The little museum is cold and dark. I am the sole visitor, spending hours fascinated with the Niagara Falls geology, mooning over yellowed song sheets with musical patterns like waterfalls, and gawking at the contraptions Niagara’s daredevils have used to go over the Horseshoe Falls. There is a black cylinder like a windowless submarine, an orange metal sphere like a giant Orange Julius - a steel-reinforced rubber ball, a modified pickle barrel wedged inside truck inner tubes, a thing made of truck inner tubes webbed in fishnet, and barrels constructed of thick Russian oak... aluminium... metal... plastic.

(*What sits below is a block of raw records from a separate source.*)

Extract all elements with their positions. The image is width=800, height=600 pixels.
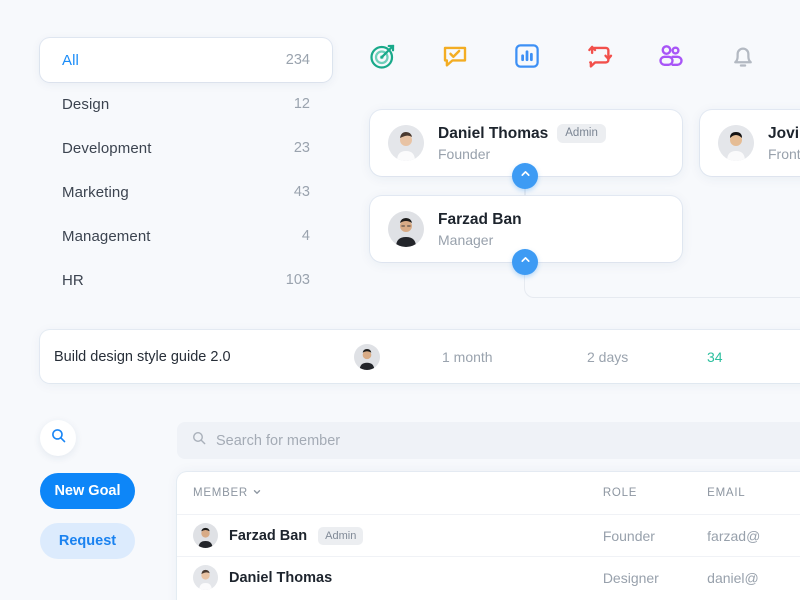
avatar (193, 523, 218, 548)
org-collapse-button-1[interactable] (512, 163, 538, 189)
org-card-name: Daniel Thomas (438, 124, 549, 142)
status-badge: Admin (557, 124, 606, 143)
category-count: 43 (293, 184, 310, 200)
request-button[interactable]: Request (40, 523, 135, 559)
goal-duration: 1 month (442, 348, 493, 365)
feedback-loop-icon (584, 41, 614, 71)
column-header-role[interactable]: ROLE (603, 487, 707, 499)
category-count: 4 (301, 228, 310, 244)
goal-remaining: 2 days (587, 348, 629, 365)
avatar (193, 565, 218, 590)
app-root: All 234 Design 12 Development 23 Marketi… (0, 0, 800, 600)
notification-bell-icon-button[interactable] (728, 34, 800, 78)
new-goal-button[interactable]: New Goal (40, 473, 135, 509)
avatar (388, 125, 424, 161)
column-header-member[interactable]: MEMBER (193, 487, 603, 500)
member-name: Farzad Ban (229, 527, 308, 544)
member-email: farzad@ (707, 527, 761, 544)
category-label: Marketing (62, 183, 129, 201)
goal-row[interactable]: Build design style guide 2.0 1 month 2 d… (40, 330, 800, 383)
category-list: All 234 Design 12 Development 23 Marketi… (40, 38, 332, 302)
member-name: Daniel Thomas (229, 569, 333, 586)
category-item-hr[interactable]: HR 103 (40, 258, 332, 302)
column-header-email[interactable]: EMAIL (707, 487, 800, 499)
category-item-development[interactable]: Development 23 (40, 126, 332, 170)
goal-owner-avatar (354, 343, 380, 370)
team-people-icon (656, 41, 686, 71)
category-label: HR (62, 271, 84, 289)
category-label: All (62, 51, 79, 69)
category-label: Development (62, 139, 152, 157)
org-card-role: Founder (438, 146, 491, 162)
feedback-loop-icon-button[interactable] (584, 34, 656, 78)
org-card-jovil[interactable]: Jovil Fronte (700, 110, 800, 176)
goal-progress: 34 (707, 348, 723, 365)
org-card-text: Daniel Thomas Admin Founder (438, 124, 606, 162)
table-row[interactable]: Farzad Ban Admin Founder farzad@ (177, 514, 800, 556)
org-card-role: Fronte (768, 145, 800, 162)
member-table: MEMBER ROLE EMAIL Farzad Ban Admin Found… (177, 472, 800, 600)
table-row[interactable]: Daniel Thomas Designer daniel@ (177, 556, 800, 598)
org-connector-curve (524, 262, 800, 298)
avatar (388, 211, 424, 247)
goal-target-icon (368, 41, 398, 71)
search-placeholder: Search for member (216, 432, 341, 449)
team-people-icon-button[interactable] (656, 34, 728, 78)
goal-title: Build design style guide 2.0 (54, 348, 231, 365)
notification-bell-icon (728, 41, 758, 71)
table-header-row: MEMBER ROLE EMAIL (177, 472, 800, 514)
avatar (718, 125, 754, 161)
category-item-all[interactable]: All 234 (40, 38, 332, 82)
org-card-text: Jovil Fronte (768, 125, 800, 162)
search-icon (50, 427, 67, 449)
chat-check-icon (440, 41, 470, 71)
search-toggle-button[interactable] (40, 420, 76, 456)
bar-chart-icon-button[interactable] (512, 34, 584, 78)
member-search-bar[interactable]: Search for member (177, 422, 800, 459)
chevron-up-icon (519, 253, 532, 271)
category-count: 234 (285, 52, 310, 68)
org-card-name: Jovil (768, 124, 800, 142)
org-card-name: Farzad Ban (438, 210, 522, 228)
status-badge: Admin (318, 526, 364, 545)
org-collapse-button-2[interactable] (512, 249, 538, 275)
category-label: Design (62, 95, 110, 113)
member-role: Designer (602, 569, 659, 586)
category-item-marketing[interactable]: Marketing 43 (40, 170, 332, 214)
category-item-management[interactable]: Management 4 (40, 214, 332, 258)
chevron-up-icon (519, 167, 532, 185)
chat-check-icon-button[interactable] (440, 34, 512, 78)
org-card-text: Farzad Ban Manager (438, 211, 522, 248)
category-count: 12 (293, 96, 310, 112)
goal-target-icon-button[interactable] (368, 34, 440, 78)
member-email: daniel@ (707, 569, 759, 586)
category-count: 103 (285, 272, 310, 288)
chevron-down-icon (252, 487, 262, 500)
bar-chart-icon (512, 41, 542, 71)
org-card-role: Manager (438, 231, 494, 248)
member-cell: Daniel Thomas (193, 565, 603, 590)
category-label: Management (62, 227, 151, 245)
member-role: Founder (602, 527, 655, 544)
column-header-member-label: MEMBER (193, 487, 248, 499)
category-item-design[interactable]: Design 12 (40, 82, 332, 126)
top-icon-toolbar (368, 34, 800, 78)
category-count: 23 (293, 140, 310, 156)
search-icon (191, 430, 207, 451)
member-cell: Farzad Ban Admin (193, 523, 603, 548)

Then there are the newspaper headlines and clippings, with photos of “rescued” ‘stunters’ in the emergency room of Greater Niagara General Hospital. Retrieving ‘stunters’ is so risky for Parks rescuers that the “unlawful performance of a stunt” gets a jail sentence and $25,000 fine. Until around 1984, it was a non-arrestable offence and the fine was only $100-500. In the days before Annie’s barrel, and when “The Great Blondin” from France strung his 1,300 foot long, three-inch thick, hemp tightrope 190 feet over the Niagara Gorge and teetered across, crowds gathered on both shores to gape at these spectacles.

“Astounding! amazing! Death-defying!” trumpeted the 1860 headlines announcing The Great Blondin. He performed this remarkable feat “blind-folded in a sack pushing a wheelbarrow on stilts with his manager on his back.” And I thought it was all at once, until I realized the Wax Museum text had left out all the commas!

Reading the bios, I notice that many of the 'stunters' were in their 40’s. Was it all mid-life crisis driven? John D. Munday was 48, George L. Stathakis, the Greek chef from Buffalo who suffocated while his barrel was trapped behind a wall of water for 22 hours, was 46. Charles G. Stevens was a 38-year old English barber. His barrel of thick Russian oak crushed on impact, and all that was ever found of him was a tattooed arm and a single rib.

And how’s this for irony:

Bobby Leach, the first man to survive a barrel plunge, on July 25, 1911 made it in vaudeville as “The Canadian Daredevil” but died in 1926 - after slipping on a banana peel!!! And Annie Taylor died penniless, yet underneath the waters where her barrel landed, was a fortune in coins!

In 1969 the U.S. Army Corps of Engineers built a coffer dam to install seismic sensors to prevent earth-quaking rockslides. Scattered over the temporarily drained riverbed they found a carpet of fossils, Amerindian artefacts, human bones - and thousands of coins tossed by visitors from everywhere, nickels, dimes, francs, pesos, - and- ha! - even gold doubloons!